My world view changes a little with every interview that we do. The stories of all these people slowly give me a 360 degrees idea of this society. Almost too big to encompass. Too complex. Too much history in it. From the interview with one of the Hebrew Israelites today: "We have to untangle the big knot that the world is. Take the complexity out of it, make it straight, so that we can use it for its purpose." This is what we do. See the connections between the dots. Or what we try to at least.

22 May 2009

In the desert..

At one of the world's most beautiful places is a town. Less than a town it is a village. Ugly apartments and a gas station are in strong contrast with the biggest Maktesh crater in the world. In the middle of the Negev is where you find Mitzpe Ramon. 4000 people from all over the world live together in this forgotten place.

I am here for a project. And as the days pass by I discover the treasures. In big hangars, in small side streets, behind the second hill is where there is a chocolate bar, and a dance school, huts for retreat, an alpaca farm, a soap factory and more. Strong and visionary people that were attracted to the emptiness, the silence and the challenge of the area. Every morning again they wake up, clean their place to wait for customers.

Others came here involuntary. When they arrived to Israel they were put on a bus and dropped in Mitzpe Ramon in the middle of the night. They came from Russia and Chicago and didn't find anything to appreciate in the desert. No culture, no jobs, nothing for the future of their children.
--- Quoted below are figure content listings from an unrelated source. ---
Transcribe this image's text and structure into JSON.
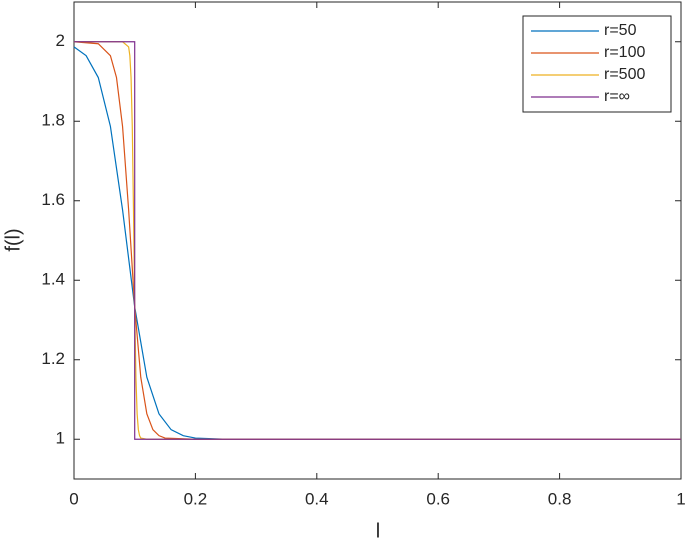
{
  "chart_data": {
    "type": "line",
    "xlabel": "l",
    "ylabel": "f(l)",
    "xlim": [
      0,
      1
    ],
    "ylim": [
      0.9,
      2.1
    ],
    "xticks": [
      0,
      0.2,
      0.4,
      0.6,
      0.8,
      1
    ],
    "yticks": [
      1,
      1.2,
      1.4,
      1.6,
      1.8,
      2
    ],
    "grid": false,
    "legend_loc": "northeast",
    "series": [
      {
        "name": "r=50",
        "color": "#0072BD",
        "x": [
          0,
          0.02,
          0.04,
          0.06,
          0.08,
          0.1,
          0.12,
          0.14,
          0.16,
          0.18,
          0.2,
          0.25,
          1
        ],
        "values": [
          1.987,
          1.965,
          1.91,
          1.787,
          1.577,
          1.333,
          1.156,
          1.064,
          1.024,
          1.009,
          1.003,
          1.0,
          1
        ]
      },
      {
        "name": "r=100",
        "color": "#D95319",
        "x": [
          0,
          0.04,
          0.06,
          0.07,
          0.08,
          0.09,
          0.1,
          0.11,
          0.12,
          0.13,
          0.14,
          0.15,
          0.2,
          1
        ],
        "values": [
          2,
          1.995,
          1.965,
          1.91,
          1.787,
          1.577,
          1.333,
          1.156,
          1.064,
          1.024,
          1.009,
          1.003,
          1.0,
          1
        ]
      },
      {
        "name": "r=500",
        "color": "#EDB120",
        "x": [
          0,
          0.08,
          0.09,
          0.092,
          0.094,
          0.096,
          0.098,
          0.1,
          0.102,
          0.104,
          0.106,
          0.108,
          0.11,
          0.12,
          1
        ],
        "values": [
          2,
          2.0,
          1.987,
          1.965,
          1.91,
          1.787,
          1.577,
          1.333,
          1.156,
          1.064,
          1.024,
          1.009,
          1.003,
          1,
          1
        ]
      },
      {
        "name": "r=∞",
        "color": "#7E2F8E",
        "x": [
          0,
          0.1,
          0.1,
          1
        ],
        "values": [
          2,
          2,
          1,
          1
        ]
      }
    ]
  }
}
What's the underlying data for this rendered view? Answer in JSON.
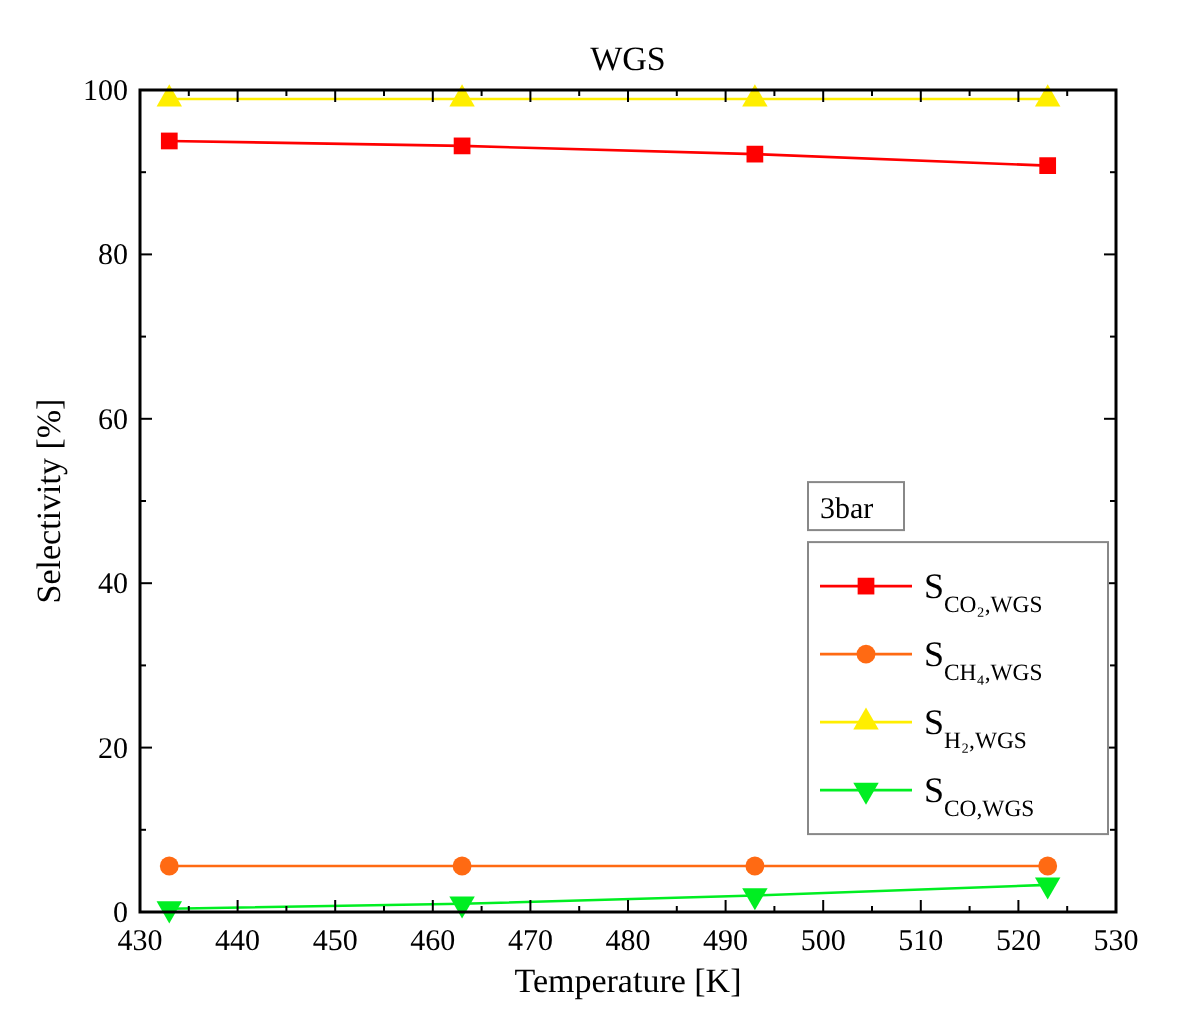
{
  "chart_data": {
    "type": "line",
    "title": "WGS",
    "xlabel": "Temperature [K]",
    "ylabel": "Selectivity [%]",
    "legend_title": "3bar",
    "legend": "right",
    "grid": false,
    "x": [
      433,
      463,
      493,
      523
    ],
    "xlim": [
      430,
      530
    ],
    "xticks": [
      430,
      440,
      450,
      460,
      470,
      480,
      490,
      500,
      510,
      520,
      530
    ],
    "ylim": [
      0,
      100
    ],
    "yticks": [
      0,
      20,
      40,
      60,
      80,
      100
    ],
    "series": [
      {
        "name": "S$_{CO₂,WGS}$",
        "color": "#ff0000",
        "marker": "square",
        "values": [
          93.8,
          93.2,
          92.2,
          90.8
        ]
      },
      {
        "name": "S$_{CH₄,WGS}$",
        "color": "#ff6a13",
        "marker": "circle",
        "values": [
          5.6,
          5.6,
          5.6,
          5.6
        ]
      },
      {
        "name": "S$_{H₂,WGS}$",
        "color": "#ffee00",
        "marker": "triangle",
        "values": [
          98.9,
          98.9,
          98.9,
          98.9
        ]
      },
      {
        "name": "S$_{CO,WGS}$",
        "color": "#00ee22",
        "marker": "triangle-down",
        "values": [
          0.4,
          1.0,
          2.0,
          3.3
        ]
      }
    ]
  }
}
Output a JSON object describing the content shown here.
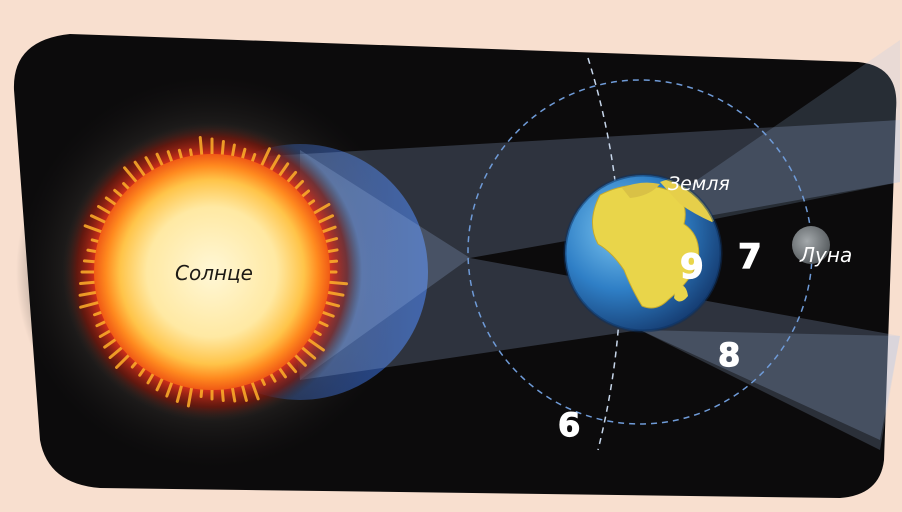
{
  "labels": {
    "sun": "Солнце",
    "earth": "Земля",
    "moon": "Луна"
  },
  "markers": {
    "m6": "6",
    "m7": "7",
    "m8": "8",
    "m9": "9"
  },
  "colors": {
    "background": "#f8dfcf",
    "panel": "#0c0b0c",
    "sun_core": "#ffe9a3",
    "sun_corona": "#e0311a",
    "earth_ocean": "#2f7fc6",
    "earth_land": "#e9d54a",
    "moon": "#7b8083",
    "beam": "#a9c6f2",
    "orbit": "#6f9bd8",
    "markers": "#ffffff"
  }
}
They would leave yesterday if they had the money for it.

Around the village are other houses, sheds sometimes. Bedouins live there in between their traditional nomad way of living and the modern life with TV's, houses and jobs. In search for their new identity they have been in a struggle with the government for the past 60 years. They hold the secrets of nature and survival but are a threat to the system.

My job is to go round and interview all these different people about their visions. How can eco tourism and social tourism contribute to a better life for all? How can a sleepy desert town realize its potential and become attractive for tourists again?